Monday 27 January 2025, 7.30pm

Jimi Tenor (solo)

£20 £18 Advance £12 MEMBERS

Finnish musician and composer Jimi Tenor returns to OTO for his first show here since 2018. Tenor has never settled for the traditional role of a pop artist. A musician whose work lies beyond current trends, Tenor is also as a performer who combines the finest elements of afro-american music, spontaneous silliness and shameless glamour in an style all his own.

Jimi will be playing a solo set (synths, flute, saxophone, vocals) featuring songs from across his entire career, but with a strong focus on his solo albums, including many classics. That said, every set and every evening is unique. He will be the only musician on stage.

“Cooking up a sultry stew of disco, funk, and modern dance, including drum 'n' bass, is his specialty. But even that isn't enough to satisfy him, as he ventures into gospel and choral music with the able assistance of a 60 piece Finnish choral group. With its many different threads and influences, including the Sun Ra-esque "Total Devastation," Organism makes the case that Tenor is a truly international artist.” – Sound Affects, review of Organism

Jimi Tenor

Besides being a professional musician for over 20 years, Jimi Tenor (born Lassi Lehto, 1965, Lahti, Finland) has also practised photography, directed short films and designed clothes and musical instruments. The electro-mechanic instruments built by Jimi Tenor and designer Matti Knaapi are not intended to be pieces of art on display at exhibitions, though have sometimes ended up as such. They emerge from musical needs, and are mainly made of scrap material. The instruments have been used at full blast during recording and on stage, so some of them have been wrecked.
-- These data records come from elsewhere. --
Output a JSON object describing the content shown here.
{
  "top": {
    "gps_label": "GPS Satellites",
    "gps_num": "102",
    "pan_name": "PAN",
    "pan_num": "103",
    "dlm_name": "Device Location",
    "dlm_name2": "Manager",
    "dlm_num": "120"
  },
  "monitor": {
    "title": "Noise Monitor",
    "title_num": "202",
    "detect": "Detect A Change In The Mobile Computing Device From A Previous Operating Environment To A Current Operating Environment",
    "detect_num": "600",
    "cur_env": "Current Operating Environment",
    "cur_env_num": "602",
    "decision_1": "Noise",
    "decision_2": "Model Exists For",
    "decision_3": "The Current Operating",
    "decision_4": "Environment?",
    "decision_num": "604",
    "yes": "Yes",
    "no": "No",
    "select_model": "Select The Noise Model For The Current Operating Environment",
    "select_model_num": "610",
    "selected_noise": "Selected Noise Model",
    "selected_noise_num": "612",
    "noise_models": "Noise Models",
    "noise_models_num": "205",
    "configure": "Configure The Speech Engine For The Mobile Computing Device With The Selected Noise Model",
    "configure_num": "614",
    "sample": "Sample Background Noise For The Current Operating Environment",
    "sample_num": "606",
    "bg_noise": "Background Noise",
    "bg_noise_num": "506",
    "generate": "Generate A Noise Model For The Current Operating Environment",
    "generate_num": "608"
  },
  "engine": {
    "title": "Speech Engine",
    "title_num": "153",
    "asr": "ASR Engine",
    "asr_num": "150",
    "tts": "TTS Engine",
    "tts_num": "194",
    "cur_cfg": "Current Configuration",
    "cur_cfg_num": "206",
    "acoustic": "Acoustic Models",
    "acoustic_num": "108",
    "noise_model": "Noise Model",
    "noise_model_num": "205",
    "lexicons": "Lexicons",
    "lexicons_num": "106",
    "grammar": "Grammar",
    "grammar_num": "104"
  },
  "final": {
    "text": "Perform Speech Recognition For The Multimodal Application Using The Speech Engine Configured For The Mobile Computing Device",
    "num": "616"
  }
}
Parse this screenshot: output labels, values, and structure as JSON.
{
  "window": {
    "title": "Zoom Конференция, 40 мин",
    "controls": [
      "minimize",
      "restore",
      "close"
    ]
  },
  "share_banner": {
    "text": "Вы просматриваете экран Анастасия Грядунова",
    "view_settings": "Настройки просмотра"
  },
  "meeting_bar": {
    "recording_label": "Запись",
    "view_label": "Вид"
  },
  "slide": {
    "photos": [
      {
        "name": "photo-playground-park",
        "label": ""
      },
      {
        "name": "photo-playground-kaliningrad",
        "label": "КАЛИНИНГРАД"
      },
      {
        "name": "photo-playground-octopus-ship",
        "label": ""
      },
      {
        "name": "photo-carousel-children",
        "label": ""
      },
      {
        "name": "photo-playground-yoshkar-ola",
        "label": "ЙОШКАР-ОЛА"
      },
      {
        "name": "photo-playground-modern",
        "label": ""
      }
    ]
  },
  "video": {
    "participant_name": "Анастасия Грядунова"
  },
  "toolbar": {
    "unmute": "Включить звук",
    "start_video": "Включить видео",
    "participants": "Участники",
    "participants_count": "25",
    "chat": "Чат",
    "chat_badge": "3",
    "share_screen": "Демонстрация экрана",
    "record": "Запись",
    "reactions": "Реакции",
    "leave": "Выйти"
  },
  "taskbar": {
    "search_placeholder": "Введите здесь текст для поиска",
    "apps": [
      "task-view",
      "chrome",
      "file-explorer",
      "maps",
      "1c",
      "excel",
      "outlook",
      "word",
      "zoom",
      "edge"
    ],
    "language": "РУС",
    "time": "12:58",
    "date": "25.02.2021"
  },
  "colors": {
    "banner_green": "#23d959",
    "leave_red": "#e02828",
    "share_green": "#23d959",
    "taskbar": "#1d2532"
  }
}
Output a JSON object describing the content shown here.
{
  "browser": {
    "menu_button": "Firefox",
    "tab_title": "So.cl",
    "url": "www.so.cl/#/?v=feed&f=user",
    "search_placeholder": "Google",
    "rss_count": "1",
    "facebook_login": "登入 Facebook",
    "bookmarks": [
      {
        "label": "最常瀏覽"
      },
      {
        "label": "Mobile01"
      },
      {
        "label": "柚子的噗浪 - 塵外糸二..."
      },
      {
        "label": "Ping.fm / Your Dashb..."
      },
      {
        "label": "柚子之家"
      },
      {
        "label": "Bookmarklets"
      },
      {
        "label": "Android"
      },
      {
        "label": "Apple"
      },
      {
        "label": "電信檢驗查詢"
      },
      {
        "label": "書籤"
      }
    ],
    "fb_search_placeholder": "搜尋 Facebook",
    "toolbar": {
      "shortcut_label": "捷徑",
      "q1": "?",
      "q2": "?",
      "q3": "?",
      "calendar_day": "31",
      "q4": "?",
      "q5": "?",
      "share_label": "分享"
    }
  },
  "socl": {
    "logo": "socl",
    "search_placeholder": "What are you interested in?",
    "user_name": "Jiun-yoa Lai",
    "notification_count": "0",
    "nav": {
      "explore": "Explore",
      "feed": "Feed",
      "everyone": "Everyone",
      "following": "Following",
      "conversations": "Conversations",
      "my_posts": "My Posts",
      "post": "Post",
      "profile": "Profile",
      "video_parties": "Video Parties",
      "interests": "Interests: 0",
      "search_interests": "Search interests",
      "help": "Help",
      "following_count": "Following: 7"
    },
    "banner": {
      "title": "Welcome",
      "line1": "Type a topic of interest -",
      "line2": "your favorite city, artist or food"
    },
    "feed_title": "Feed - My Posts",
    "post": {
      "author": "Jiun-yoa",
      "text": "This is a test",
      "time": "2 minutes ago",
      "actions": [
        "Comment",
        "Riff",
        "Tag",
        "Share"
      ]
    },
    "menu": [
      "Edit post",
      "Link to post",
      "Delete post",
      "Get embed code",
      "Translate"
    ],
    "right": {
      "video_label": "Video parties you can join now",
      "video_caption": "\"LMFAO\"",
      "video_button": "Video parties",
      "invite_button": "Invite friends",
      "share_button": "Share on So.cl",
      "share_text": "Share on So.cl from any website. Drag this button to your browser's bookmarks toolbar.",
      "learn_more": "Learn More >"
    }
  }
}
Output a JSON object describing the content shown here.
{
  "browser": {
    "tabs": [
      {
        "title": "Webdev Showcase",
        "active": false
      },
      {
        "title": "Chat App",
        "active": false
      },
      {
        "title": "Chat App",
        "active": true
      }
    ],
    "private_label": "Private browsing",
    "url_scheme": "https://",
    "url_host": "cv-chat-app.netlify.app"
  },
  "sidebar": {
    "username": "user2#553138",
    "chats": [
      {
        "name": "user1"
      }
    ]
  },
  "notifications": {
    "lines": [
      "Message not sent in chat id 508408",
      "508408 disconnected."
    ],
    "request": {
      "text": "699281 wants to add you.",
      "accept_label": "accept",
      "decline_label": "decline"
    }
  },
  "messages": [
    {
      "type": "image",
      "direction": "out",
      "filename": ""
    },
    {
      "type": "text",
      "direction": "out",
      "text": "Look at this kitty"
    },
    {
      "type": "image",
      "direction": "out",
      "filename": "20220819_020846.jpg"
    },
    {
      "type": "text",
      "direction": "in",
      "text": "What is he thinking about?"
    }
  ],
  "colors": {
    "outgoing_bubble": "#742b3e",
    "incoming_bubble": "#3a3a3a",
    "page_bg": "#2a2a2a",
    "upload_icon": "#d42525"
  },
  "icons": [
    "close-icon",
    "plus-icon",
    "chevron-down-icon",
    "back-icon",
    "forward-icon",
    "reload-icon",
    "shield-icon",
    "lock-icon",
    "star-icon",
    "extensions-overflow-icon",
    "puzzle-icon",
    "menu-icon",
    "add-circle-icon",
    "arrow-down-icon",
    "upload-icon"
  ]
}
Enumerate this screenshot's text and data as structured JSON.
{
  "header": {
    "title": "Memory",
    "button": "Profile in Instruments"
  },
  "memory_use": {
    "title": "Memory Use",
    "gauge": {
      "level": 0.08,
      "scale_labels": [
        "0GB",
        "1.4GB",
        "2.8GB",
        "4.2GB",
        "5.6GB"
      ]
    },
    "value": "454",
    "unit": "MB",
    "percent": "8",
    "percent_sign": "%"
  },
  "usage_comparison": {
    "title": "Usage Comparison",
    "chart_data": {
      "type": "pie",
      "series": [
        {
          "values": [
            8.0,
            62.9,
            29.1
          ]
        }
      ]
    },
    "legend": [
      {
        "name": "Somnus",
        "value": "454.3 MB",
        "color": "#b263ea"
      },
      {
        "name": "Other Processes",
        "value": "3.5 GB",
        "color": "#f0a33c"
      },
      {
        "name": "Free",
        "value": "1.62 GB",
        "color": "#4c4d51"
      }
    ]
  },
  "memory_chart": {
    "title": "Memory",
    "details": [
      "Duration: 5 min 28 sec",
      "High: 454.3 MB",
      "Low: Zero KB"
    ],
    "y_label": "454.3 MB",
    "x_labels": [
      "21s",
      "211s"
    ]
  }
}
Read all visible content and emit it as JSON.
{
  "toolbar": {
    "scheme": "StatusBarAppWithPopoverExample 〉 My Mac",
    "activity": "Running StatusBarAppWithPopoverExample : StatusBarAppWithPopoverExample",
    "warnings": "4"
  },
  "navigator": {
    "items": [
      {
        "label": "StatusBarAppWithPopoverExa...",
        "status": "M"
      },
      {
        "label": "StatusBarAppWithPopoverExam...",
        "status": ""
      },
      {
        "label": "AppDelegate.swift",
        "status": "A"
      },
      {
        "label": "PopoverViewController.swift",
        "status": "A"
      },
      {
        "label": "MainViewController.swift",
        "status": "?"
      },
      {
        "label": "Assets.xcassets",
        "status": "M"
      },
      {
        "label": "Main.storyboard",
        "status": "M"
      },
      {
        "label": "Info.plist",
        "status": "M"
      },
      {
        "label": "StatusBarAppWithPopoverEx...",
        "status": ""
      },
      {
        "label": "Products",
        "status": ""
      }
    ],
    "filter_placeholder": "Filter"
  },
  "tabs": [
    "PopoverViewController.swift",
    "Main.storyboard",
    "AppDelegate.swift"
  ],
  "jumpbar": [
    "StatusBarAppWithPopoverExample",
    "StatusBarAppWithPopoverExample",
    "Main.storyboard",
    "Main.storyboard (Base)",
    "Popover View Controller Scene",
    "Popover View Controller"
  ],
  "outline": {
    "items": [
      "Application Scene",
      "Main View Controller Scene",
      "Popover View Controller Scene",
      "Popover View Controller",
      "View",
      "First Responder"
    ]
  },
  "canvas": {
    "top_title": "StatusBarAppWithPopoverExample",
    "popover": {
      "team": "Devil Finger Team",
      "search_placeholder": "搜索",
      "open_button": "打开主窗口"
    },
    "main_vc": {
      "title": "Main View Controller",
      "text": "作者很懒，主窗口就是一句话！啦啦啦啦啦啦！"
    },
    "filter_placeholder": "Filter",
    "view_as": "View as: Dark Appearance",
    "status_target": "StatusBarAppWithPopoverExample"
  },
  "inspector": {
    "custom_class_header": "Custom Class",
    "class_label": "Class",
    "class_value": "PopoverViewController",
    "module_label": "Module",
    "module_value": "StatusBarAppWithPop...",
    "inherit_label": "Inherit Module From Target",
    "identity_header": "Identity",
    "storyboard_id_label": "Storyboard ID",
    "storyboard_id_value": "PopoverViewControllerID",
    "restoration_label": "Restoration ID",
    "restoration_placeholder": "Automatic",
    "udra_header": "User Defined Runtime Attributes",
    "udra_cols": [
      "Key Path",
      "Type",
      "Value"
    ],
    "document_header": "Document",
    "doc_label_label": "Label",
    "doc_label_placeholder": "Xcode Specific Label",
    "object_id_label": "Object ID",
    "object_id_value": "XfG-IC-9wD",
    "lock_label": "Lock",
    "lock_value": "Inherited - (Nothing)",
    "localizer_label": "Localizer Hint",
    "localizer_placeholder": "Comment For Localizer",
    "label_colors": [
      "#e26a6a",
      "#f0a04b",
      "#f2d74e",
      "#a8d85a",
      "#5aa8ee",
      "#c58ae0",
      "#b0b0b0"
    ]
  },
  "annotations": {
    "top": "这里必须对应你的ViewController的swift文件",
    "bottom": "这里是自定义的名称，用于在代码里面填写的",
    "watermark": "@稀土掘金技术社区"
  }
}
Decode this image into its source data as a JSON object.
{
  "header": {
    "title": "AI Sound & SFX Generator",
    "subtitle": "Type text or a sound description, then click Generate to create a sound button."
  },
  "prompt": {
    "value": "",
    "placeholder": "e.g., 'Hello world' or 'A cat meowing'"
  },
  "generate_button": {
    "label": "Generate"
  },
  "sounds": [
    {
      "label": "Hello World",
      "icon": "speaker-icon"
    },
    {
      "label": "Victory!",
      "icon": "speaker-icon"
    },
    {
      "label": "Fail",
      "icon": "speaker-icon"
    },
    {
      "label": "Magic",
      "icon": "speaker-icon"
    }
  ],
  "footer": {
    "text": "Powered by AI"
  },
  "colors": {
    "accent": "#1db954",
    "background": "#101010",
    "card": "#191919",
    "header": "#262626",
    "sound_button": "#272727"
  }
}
Tenor's music, along with his design and technical innovations, springs from experimental rock. His first recording band Jimi Tenor & His Shamans (1986-1992) was influenced by the early 80s industrial rock, where instruments were made out of scrap metal and plastic. Later during the 90s Tenor moved first towards electronic music, but soon got closer to his roots: 60s and 70s jazz, psychedelic soul and African funk.

Although Tenor spent all of the 90s in Berlin, New York, London and Barcelona, his artistic approach was typically Finnish: technically practical, but saturated with black humour and a national romantic tone. So he was quite at home all over Europe in front of a crowd gone wild, wearing a glittering self-designed costume and a flowing cape, holding a noise-producing device the main components of which were a walkman made in Hong Kong and an East-German bicycle dynamo, performing a song about ancient Finnish forest gods, sounding like a mixture of Gil Evans, Jimi Hendrix and Fela Kuti.